Using monthly sea surface temperature data from 1970 to 2021 as an example, we highlight the method’s key features and address edge effects as a common challenge.
Let’s start by importing the necessary packages and loading the data:
import xeofs as xe
import xarray as xr
xr.set_options(display_expand_attrs=False)
sst = xr.tutorial.open_dataset("ersstv5").sst
sst
We fit the Complex EOF model directly to the raw data, retaining the seasonal
cycle for study. The model initialization specifies the desired number of
modes. The use_coslat
parameter is set to True
to adjust for grid
convergence at the poles. While the ComplexEOF
class offers padding options
to mitigate potential edge effects, we’ll begin with no padding.
kwargs = dict(n_modes=4, use_coslat=True, random_state=7)
model = xe.models.ComplexEOF(padding="none", **kwargs)
Now, we fit the model to the data and extract the explained variance.
model.fit(sst, dim="time")
expvar = model.explained_variance()
expvar_ratio = model.explained_variance_ratio()
Let’s have a look at the explained variance of the first five modes:
expvar.round(0)
Clearly, the first mode completely dominates and already explains a substantial amount of variance. If we look at the fraction of explained variance, we see that the first mode explains about 88.8 %.
(expvar_ratio * 100).round(1)
In comparison to standard EOF analysis (check the corresponding example, S-mode), the first complex mode seems to integrate the first two standard modes in terms of explained variance. This makes sense as the two modes in standard EOF are both showing parts of an annual cycle (which are in quadrature) and thus the complex mode combines both of them. Let’s confirm our hypothesis by looking at the real part the complex-valued scores:
scores = model.scores()
scores.real.plot.line(x="time", col="mode", lw=1, ylim=(-0.1, 0.1))

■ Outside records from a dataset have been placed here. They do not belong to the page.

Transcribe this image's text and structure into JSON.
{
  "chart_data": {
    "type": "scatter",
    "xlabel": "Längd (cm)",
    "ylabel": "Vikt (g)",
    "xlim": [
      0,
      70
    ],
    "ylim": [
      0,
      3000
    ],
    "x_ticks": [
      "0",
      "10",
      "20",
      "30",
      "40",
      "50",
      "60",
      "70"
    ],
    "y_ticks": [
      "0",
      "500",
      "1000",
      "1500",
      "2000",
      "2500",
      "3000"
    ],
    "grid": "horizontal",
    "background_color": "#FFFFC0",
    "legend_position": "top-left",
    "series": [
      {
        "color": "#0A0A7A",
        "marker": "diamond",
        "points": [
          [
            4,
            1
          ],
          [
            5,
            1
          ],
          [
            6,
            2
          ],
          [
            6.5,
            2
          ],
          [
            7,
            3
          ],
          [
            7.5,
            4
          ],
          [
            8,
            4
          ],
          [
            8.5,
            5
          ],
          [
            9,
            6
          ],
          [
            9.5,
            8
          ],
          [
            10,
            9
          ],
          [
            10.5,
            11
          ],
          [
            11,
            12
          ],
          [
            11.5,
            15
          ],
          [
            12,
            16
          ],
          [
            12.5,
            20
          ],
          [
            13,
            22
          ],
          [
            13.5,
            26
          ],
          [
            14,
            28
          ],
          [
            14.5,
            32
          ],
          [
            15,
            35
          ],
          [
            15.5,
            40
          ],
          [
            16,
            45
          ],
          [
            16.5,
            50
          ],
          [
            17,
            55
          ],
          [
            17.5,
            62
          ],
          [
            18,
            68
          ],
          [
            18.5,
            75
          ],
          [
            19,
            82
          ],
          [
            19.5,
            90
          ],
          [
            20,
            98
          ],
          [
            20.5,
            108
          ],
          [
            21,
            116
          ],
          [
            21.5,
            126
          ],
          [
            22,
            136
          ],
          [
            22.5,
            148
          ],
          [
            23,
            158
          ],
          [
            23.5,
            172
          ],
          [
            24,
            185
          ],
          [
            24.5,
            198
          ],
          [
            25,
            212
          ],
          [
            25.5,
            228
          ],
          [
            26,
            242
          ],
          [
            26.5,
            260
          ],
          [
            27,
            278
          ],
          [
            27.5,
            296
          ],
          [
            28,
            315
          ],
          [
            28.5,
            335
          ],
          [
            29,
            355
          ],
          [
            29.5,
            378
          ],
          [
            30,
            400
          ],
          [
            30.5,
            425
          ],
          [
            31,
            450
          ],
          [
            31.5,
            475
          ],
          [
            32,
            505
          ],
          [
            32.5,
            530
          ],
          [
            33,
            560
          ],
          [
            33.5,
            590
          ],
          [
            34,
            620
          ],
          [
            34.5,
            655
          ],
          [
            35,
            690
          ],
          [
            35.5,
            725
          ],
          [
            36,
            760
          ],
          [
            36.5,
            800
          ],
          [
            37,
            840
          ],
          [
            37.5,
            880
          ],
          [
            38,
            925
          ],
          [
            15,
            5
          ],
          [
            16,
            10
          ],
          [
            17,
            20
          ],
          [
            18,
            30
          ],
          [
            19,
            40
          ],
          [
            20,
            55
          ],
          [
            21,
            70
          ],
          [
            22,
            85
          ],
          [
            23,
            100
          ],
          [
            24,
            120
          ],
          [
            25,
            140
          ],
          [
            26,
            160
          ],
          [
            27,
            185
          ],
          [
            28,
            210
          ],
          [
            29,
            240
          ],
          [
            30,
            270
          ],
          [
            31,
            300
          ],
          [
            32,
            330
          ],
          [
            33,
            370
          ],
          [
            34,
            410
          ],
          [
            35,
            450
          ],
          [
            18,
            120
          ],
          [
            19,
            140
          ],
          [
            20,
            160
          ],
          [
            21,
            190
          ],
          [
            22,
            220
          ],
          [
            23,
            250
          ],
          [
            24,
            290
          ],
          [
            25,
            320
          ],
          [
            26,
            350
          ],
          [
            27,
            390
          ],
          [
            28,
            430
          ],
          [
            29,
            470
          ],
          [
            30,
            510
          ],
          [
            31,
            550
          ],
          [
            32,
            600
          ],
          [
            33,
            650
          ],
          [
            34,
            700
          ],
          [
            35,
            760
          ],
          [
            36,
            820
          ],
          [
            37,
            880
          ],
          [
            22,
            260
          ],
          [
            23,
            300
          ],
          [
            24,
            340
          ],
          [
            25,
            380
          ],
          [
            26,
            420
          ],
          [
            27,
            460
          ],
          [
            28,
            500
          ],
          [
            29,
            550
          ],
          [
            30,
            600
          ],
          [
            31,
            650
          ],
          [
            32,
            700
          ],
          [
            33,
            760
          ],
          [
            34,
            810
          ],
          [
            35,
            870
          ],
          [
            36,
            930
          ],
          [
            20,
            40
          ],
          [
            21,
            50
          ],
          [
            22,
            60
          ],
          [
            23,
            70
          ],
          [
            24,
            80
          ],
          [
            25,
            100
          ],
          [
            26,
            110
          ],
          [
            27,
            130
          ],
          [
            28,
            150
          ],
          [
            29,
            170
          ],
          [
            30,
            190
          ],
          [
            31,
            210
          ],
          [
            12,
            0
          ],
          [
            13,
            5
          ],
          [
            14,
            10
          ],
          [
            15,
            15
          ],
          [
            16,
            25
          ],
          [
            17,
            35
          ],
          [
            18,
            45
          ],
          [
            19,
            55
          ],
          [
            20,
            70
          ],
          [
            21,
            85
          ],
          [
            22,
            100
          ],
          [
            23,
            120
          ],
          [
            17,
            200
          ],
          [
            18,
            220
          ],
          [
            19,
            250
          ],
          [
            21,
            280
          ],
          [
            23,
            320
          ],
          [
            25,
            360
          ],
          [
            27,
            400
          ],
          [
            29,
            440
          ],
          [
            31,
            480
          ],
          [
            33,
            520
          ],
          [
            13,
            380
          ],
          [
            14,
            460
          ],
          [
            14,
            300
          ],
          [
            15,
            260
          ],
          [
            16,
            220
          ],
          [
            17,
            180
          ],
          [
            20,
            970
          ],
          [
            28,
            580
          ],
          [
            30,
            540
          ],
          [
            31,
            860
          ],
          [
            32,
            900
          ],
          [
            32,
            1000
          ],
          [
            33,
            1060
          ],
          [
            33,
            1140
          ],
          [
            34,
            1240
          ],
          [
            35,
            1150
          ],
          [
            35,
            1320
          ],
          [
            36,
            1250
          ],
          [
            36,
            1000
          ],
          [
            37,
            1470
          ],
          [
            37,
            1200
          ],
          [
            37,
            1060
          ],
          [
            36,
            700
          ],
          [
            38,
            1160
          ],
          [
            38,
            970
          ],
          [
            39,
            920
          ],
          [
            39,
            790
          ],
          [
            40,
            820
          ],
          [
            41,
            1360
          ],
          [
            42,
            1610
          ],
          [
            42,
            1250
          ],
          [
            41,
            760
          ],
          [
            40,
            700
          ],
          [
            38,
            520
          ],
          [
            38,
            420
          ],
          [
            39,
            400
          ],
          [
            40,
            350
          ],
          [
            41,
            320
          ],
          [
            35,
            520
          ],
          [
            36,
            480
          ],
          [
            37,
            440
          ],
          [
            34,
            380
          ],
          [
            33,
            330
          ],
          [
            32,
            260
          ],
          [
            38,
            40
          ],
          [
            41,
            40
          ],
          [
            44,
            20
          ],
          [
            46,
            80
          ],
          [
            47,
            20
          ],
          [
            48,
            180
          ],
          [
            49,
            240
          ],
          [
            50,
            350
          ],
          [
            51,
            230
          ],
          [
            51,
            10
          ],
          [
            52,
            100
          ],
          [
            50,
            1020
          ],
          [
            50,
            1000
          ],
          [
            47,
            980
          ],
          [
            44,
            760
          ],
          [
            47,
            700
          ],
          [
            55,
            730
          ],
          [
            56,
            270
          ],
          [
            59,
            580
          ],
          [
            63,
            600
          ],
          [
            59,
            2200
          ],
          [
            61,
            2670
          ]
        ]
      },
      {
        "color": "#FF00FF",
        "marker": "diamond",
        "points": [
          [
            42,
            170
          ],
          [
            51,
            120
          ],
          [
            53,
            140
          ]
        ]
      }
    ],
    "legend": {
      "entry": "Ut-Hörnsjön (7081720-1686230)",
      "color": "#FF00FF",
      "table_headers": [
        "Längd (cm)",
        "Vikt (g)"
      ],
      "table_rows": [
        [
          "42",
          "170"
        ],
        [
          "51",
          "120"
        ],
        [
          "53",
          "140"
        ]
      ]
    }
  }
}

<xarray.plot.facetgrid.FacetGrid object at 0x7ffac67f2210>
And indeed the annual cycle is completed incorporated into the first mode, while the second mode shows a semi-annual cycle (mode 3 in standard EOF).
However, mode three and four look unusual. While showing some similarity to
ENSO (e.g. in mode 3 peaks in 1982, 1998 and 2016), they exhibit a “running away”
behaviour towards the boundaries of the time series.
This a common issue in complex EOF analysis which is based on the Hilbert transform (a convolution)
that suffers from the absence of information at the time series boundaries. One way to mitigate this
is to artificially extend the time series also known as padding. In xeofs
, you can enable
such a padding by setting the padding
parameter to "exp"
which will extent the boundaries by an exponential
decaying function. The decay_factor
parameter controls the decay rate of the exponential function measured in
multiples of the time series length. Let’s see how the decay parameter impacts the results:
model_ext = xe.models.ComplexEOF(padding="exp", decay_factor=0.01, **kwargs)
model_ext.fit(sst, dim="time")
scores_ext = model_ext.scores().sel(mode=slice(1, 4))
scores_ext.real.plot.line(x="time", col="mode", lw=1, ylim=(-0.1, 0.1))
<xarray.plot.facetgrid.FacetGrid object at 0x7ffac75c1390>
And indeed, padding the time series effectively reduced the artifacts at the boundaries. Lastly, we examine the complex component amplitudes and phases.
comp_amps = model.components_amplitude()
comp_amps.plot(col="mode", vmin=0, vmax=0.025)
<xarray.plot.facetgrid.FacetGrid object at 0x7ffac63c67d0>
The component phases of the first mode clearly show the seasonal cycle as the northern and southern hemisphere are phase shifted by 180 degrees (white and black). Note the blueish regions in the central East Pacific and Indian Ocean which indicate a phase shift of 90 degrees compared to the main annual cycle. This is in agreement with mode 3 of the standard EOF analysis.
comp_phases = model.components_phase()
comp_phases.plot(col="mode", cmap="twilight")
<xarray.plot.facetgrid.FacetGrid object at 0x7ffac7aee7d0>
Total running time of the script: (0 minutes 3.119 seconds)